Tesla’s idea for a crazy windshield wiper that would clear debris from a driver’s line of sight using a laser beam has been officially published by the United States Patent Office. Tesla filed the application for the patent in May 2019, and it finally was granted in late 2021. Now, the U.S. Patent Office has published the patent, making it publicly viewable.
Tesla has long been interested in some pretty crazy and revolutionary ideas for automobiles. Over the years, Tesla has looked at several different designs and ideas for windshield wipers, using anything from a single-wiper system for the Next-Gen Roadster that would utilize an electromagnetic linear actuator to rid the windshield of moisture, to no wipers at all when it unveiled the Cybertruck in November 2019. Most recent sightings of Tesla’s Cybertruck have indicated the vehicle will have wipers, but Tesla is still revising the design.
With all of the crazy ideas Tesla has thrown around for wipers in the past, the patent for the automaker’s “Pulsed Laser Cleaning of Debris Accumulated on Glass Articles in Vehicles and Photovoltaic Assemblies” is among the most interesting. Originally filed in May 2019, Tesla recently had the idea published by the U.S. Patent Office, meaning if the Office does not ultimately grant the patent, the public can still learn from the work and perhaps develop another system that could be granted.
Tesla describes the patent in the now-published filing:
A cleaning system for a vehicle includes a beam optics assembly that emits a laser beam to irradiate a region on a glass article of the vehicle, debris detection circuitry that detects debris accumulated over the region, and control circuitry. The control circuitry calibrates a set of parameters associated with the laser beam emitted from the beam optics assembly based on detection of the debris accumulated over the region on the glass article, controls an exposure level of the laser beam on the debris accumulated based on calibration of the set of parameters associated with the laser beam, wherein the exposure level is controlled based on pulsing the laser beam at a calibrated rate that limits penetration of the laser beam to a depth that is less than a thickness of the glass article and removes the debris accumulated over the region on the glass article using the laser beam.”
It is not necessarily confirmed or known what plans Tesla may have for the laser windshield wipers, but illustrations within the patent do seem to display a Model S body. Tesla may be willing to test this type of apparatus on some of its vehicles in-house, but the automaker has never detailed specific plans for the idea.

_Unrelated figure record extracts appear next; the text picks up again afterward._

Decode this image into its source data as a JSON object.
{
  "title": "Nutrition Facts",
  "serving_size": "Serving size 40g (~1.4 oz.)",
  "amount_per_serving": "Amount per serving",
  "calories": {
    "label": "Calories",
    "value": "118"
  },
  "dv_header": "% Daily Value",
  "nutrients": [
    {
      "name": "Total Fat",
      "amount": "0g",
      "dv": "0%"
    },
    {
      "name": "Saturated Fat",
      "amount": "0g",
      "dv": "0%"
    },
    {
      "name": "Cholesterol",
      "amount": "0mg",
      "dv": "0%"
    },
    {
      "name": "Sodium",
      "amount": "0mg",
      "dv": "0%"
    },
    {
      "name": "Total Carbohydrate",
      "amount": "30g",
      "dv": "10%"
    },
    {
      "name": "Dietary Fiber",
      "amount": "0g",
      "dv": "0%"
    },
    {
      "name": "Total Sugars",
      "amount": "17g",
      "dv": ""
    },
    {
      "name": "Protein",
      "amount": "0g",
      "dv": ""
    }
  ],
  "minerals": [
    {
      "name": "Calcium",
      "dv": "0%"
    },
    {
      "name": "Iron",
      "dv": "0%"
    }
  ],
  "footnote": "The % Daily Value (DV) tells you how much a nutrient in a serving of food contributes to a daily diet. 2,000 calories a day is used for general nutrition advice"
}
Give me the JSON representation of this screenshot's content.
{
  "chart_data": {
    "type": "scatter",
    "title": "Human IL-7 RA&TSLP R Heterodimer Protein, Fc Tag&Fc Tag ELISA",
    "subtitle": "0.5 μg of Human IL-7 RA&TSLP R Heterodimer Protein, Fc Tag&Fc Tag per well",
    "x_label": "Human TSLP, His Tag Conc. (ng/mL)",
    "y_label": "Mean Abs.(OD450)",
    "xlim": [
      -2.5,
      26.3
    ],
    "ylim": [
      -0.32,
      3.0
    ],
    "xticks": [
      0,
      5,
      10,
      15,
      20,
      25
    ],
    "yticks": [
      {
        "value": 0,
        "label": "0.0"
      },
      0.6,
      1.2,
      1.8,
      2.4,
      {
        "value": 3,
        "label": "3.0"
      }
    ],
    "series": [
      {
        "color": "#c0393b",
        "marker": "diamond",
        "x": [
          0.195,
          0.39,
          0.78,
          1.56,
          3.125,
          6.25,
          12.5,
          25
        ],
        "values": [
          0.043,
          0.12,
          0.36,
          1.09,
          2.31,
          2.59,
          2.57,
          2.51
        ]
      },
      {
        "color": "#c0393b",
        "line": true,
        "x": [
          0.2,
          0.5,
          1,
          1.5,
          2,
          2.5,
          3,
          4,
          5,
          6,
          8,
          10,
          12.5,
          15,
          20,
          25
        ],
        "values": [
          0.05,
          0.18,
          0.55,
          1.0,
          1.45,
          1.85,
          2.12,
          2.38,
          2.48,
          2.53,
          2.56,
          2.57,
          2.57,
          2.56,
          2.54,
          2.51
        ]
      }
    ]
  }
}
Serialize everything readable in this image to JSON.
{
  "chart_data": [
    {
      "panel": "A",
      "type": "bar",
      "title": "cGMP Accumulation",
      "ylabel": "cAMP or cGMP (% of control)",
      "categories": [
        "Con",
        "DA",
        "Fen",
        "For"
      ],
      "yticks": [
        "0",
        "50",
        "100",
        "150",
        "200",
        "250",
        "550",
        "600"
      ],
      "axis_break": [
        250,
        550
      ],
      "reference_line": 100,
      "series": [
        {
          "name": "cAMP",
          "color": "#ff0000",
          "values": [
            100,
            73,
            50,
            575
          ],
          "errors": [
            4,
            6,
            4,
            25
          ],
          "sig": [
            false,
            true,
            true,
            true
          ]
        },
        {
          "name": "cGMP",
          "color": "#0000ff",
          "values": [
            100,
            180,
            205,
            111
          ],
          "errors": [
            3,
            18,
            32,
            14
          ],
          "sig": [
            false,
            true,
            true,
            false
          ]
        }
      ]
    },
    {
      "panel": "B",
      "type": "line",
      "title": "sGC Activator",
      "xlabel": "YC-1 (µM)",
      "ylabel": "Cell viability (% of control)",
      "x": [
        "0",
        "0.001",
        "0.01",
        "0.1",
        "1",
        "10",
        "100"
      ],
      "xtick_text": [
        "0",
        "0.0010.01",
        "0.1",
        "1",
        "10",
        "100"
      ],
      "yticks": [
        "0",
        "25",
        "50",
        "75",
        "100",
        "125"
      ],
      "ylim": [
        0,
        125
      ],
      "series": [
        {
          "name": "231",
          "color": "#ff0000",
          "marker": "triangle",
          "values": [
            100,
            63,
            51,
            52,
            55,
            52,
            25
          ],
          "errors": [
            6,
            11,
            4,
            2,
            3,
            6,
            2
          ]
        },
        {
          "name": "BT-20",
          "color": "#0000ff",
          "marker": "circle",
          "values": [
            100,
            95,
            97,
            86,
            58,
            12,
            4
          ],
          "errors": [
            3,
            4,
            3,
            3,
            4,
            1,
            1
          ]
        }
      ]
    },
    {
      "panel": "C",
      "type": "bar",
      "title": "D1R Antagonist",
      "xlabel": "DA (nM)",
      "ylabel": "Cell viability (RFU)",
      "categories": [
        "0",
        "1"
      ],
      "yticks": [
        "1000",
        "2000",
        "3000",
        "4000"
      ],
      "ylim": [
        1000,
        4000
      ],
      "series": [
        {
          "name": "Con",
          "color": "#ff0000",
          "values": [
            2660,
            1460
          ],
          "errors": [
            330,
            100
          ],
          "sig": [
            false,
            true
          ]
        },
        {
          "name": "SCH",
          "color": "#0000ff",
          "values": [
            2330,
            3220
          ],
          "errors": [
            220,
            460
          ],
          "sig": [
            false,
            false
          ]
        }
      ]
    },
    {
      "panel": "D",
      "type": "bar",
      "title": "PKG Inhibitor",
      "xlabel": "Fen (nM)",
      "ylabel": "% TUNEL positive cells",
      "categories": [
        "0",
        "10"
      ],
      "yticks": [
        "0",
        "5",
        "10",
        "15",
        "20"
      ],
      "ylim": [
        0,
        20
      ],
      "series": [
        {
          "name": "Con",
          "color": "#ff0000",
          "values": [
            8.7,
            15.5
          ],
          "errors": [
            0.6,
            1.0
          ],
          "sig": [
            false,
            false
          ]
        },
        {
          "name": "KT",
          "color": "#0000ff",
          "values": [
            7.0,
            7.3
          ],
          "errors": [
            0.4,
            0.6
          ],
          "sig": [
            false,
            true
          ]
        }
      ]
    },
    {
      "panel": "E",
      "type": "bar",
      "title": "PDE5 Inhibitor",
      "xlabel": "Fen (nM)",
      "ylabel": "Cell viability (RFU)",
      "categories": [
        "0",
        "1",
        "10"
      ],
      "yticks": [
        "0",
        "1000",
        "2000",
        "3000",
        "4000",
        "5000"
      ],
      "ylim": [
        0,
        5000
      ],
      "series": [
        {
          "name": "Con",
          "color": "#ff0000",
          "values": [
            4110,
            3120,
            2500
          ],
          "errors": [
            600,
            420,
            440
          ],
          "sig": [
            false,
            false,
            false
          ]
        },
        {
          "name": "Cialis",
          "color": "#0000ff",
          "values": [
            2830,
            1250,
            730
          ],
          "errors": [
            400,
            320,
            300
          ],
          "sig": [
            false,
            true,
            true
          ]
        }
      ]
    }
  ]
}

Tesla’s flowchart describing the process for the patent is relatively simple, and also shows uses with clearing debris from solar panels. In five steps, the patent describes the use of the laser cleaning assembly:
- Detect debris accumulated on a region on glass article installed in vehicle
- Calibrate a set of parameters associated with laser beam emitted from beam optics assembly, based on detection of debris accumulated on a region on glass article
- Control exposure level of laser beam on detected debris accumulated on glass article based on calibration of set of parameters associated with laser beam
- Irradiate region associated with the detected debris on glass article by laser beam
- Remove detected debris accumulated on region by laser beam
It doesn’t appear to be operated by the vehicle itself, either. Tesla describes the potential for a manual system where the driver could control the laser with a touchscreen, joystick, or another medium to communicate with different operational components of the cleaning apparatus.
While it seems like an outlandish and potentially satirical idea, it would not be too far past Tesla’s realm of ideas to use a laser to clear a windshield. After all, CEO Elon Musk has said in the past that the Roadster will fly thanks to SpaceX cold gas thrusters, Tesla has filed a patent for the Cybertruck to have solar cells on its tonneau for additional electric vehicle range, and plenty of other insane ideas. However, the new laser patent, if ultimately used by Tesla, would only decrease the already-minimal maintenance costs owners deal with, as yearly keep-up costs on EVs are extremely low.